Cows and their calves basically communicate using three distinct calls, according to researchers who, for the first time, used detailed acoustics to eavesdrop on conversations between the two.
A study of the way cows communicate with their young identified two distinct maternal calls. When cows were close to their calves, they communicated with them using low frequency calls.
But, when they were separated and out of visual contact, the calls were louder and at a much higher frequency.
Calves use a third call to let their mothers know when they wanted to start suckling.
All three types of calls were individualized, the researchers say. It was possible to identify each cow and calf using its calls.
For the study, published in the journal Applied Animal Behavior, researchers studied two herds of free-range cattle on a farm in Radcliffe-on-Trent, Nottinghamshire.
A call of their own
Recordings were made using highly sensitive equipment, gathering so much data it took another year to analyze.

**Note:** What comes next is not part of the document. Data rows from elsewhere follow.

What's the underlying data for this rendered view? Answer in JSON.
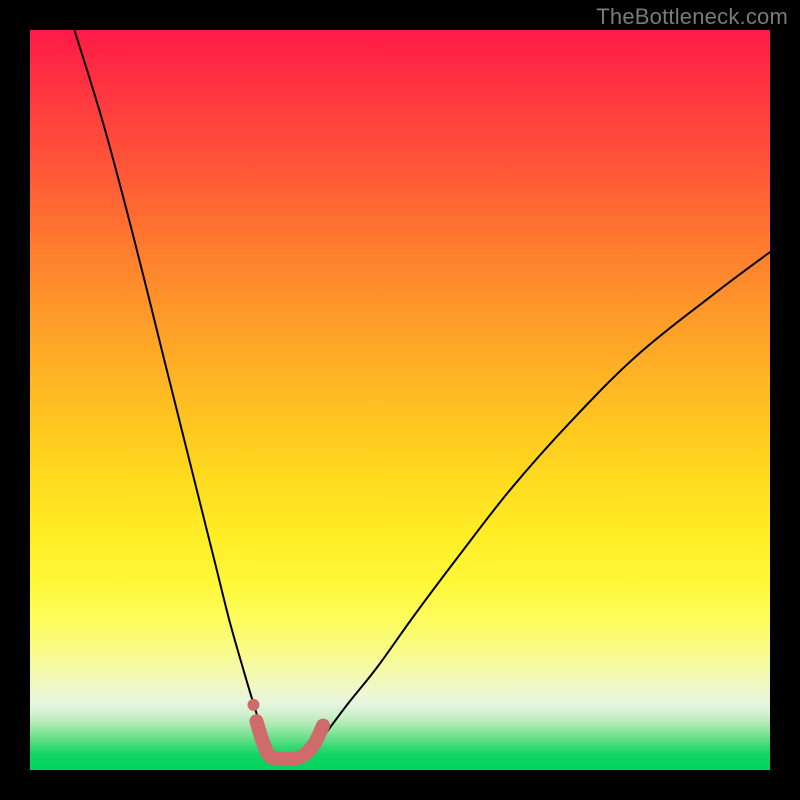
{
  "watermark": "TheBottleneck.com",
  "chart_data": {
    "type": "line",
    "title": "",
    "xlabel": "",
    "ylabel": "",
    "xlim": [
      0,
      100
    ],
    "ylim": [
      0,
      100
    ],
    "grid": false,
    "legend": false,
    "background_gradient": {
      "direction": "vertical",
      "stops": [
        {
          "pos": 0.0,
          "color": "#ff1a46",
          "meaning": "high-bottleneck"
        },
        {
          "pos": 0.5,
          "color": "#ffc321"
        },
        {
          "pos": 0.8,
          "color": "#fdfd60"
        },
        {
          "pos": 0.92,
          "color": "#cff0ce"
        },
        {
          "pos": 1.0,
          "color": "#00d45e",
          "meaning": "no-bottleneck"
        }
      ]
    },
    "series": [
      {
        "name": "bottleneck-curve",
        "color": "#000000",
        "stroke_width": 2,
        "x": [
          6,
          10,
          14,
          18,
          22,
          25,
          27,
          29,
          30.5,
          31.5,
          32.2,
          33,
          34,
          35,
          36,
          37,
          38.5,
          40,
          43,
          47,
          52,
          58,
          65,
          73,
          82,
          92,
          100
        ],
        "y": [
          100,
          87,
          72,
          56,
          40,
          28,
          20,
          13,
          8,
          5,
          3,
          2,
          1.6,
          1.5,
          1.6,
          2,
          3,
          5,
          9,
          14,
          21,
          29,
          38,
          47,
          56,
          64,
          70
        ]
      },
      {
        "name": "optimal-zone-marker",
        "color": "#cf6b6b",
        "stroke_width": 14,
        "linecap": "round",
        "x": [
          30.6,
          31.4,
          32.2,
          33.0,
          34.0,
          35.0,
          36.0,
          37.0,
          38.4,
          39.6
        ],
        "y": [
          6.6,
          4.0,
          2.1,
          1.6,
          1.5,
          1.5,
          1.6,
          2.0,
          3.5,
          6.0
        ]
      }
    ],
    "annotations": [
      {
        "type": "dot",
        "name": "optimal-dot",
        "x": 30.2,
        "y": 8.8,
        "r": 6,
        "color": "#cf6b6b"
      }
    ]
  }
}
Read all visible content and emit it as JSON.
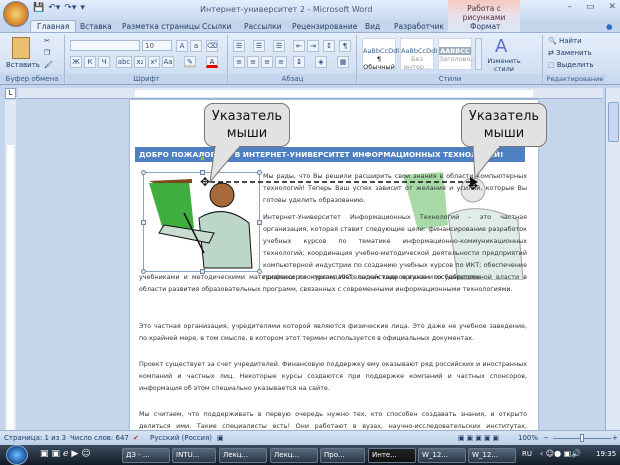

“The research shows for the first time that mother-offspring cattle calls are individualized—each calf and cow have a characteristic and exclusive call of their own,” says Mónica Padilla de la Torre of the University of Nottingham.
“Acoustic analysis also reveals that certain information is conveyed within the calf calls—age, but not gender.”
Coauthor Alan McElligott of Queen Mary University of London adds, “By investigating vocalizations in behavioral contexts outside of mother-offspring communication, further research could reveal vocal indicators of welfare—and influence change in animal care policies.”
The National Council of Science and Technology, Mexico funded the study.